Java: Find index of first Regex

Question

I need to change a piece of code which includes this:

string.indexOf("bc")

How can this be changed by a solution that skips the occurrence of "bc" if it is preceded by the letter "a".

I don't want to find these:

abc

but only:

xbc

where x can be anything but a (even empty).

I think I could just put in a condition that checks if the index i-1 == a, and if true call the indexOf method again. But I don't think that would result in very beautiful code.

How would a solution that uses regular expressions look like?

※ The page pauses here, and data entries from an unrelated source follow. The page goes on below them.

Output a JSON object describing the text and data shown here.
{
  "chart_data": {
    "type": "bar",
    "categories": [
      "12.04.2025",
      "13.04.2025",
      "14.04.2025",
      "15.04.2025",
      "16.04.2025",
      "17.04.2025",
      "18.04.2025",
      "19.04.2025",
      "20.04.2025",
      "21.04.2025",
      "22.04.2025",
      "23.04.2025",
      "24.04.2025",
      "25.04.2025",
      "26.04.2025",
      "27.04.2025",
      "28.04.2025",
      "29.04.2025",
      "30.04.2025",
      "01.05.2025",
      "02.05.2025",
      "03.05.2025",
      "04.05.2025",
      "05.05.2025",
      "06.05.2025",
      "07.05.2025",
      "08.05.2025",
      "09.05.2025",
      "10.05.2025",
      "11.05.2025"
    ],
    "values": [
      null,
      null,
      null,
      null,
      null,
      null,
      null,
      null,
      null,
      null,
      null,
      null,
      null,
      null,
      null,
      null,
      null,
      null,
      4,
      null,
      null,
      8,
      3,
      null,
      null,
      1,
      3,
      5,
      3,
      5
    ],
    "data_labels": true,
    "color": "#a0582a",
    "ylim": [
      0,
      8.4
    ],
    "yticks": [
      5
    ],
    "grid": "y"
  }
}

Edit: Just a hint after seeing some responses. It would be nice to get not only the regular expression, but also the required API calls to find the index.

Answer 1

As requested a more complete solution:

    /** @return index of pattern in s or -1, if not found */
public static int indexOf(Pattern pattern, String s) {
    Matcher matcher = pattern.matcher(s);
    return matcher.find() ? matcher.start() : -1;
}

call:

int index = indexOf(Pattern.compile("(?<!a)bc"), "abc xbc");

Answer 2

You could use a regex with a negative lookbehind:

(?<!a)bc

Unfortunately to reproduce .indexOf with Regex in Java is still a mess:

Pattern pattern = Pattern.compile("(?!a)bc");
Matcher matcher = pattern.matcher("abc xbc");
if (matcher.find()) {
    return matcher.start();
}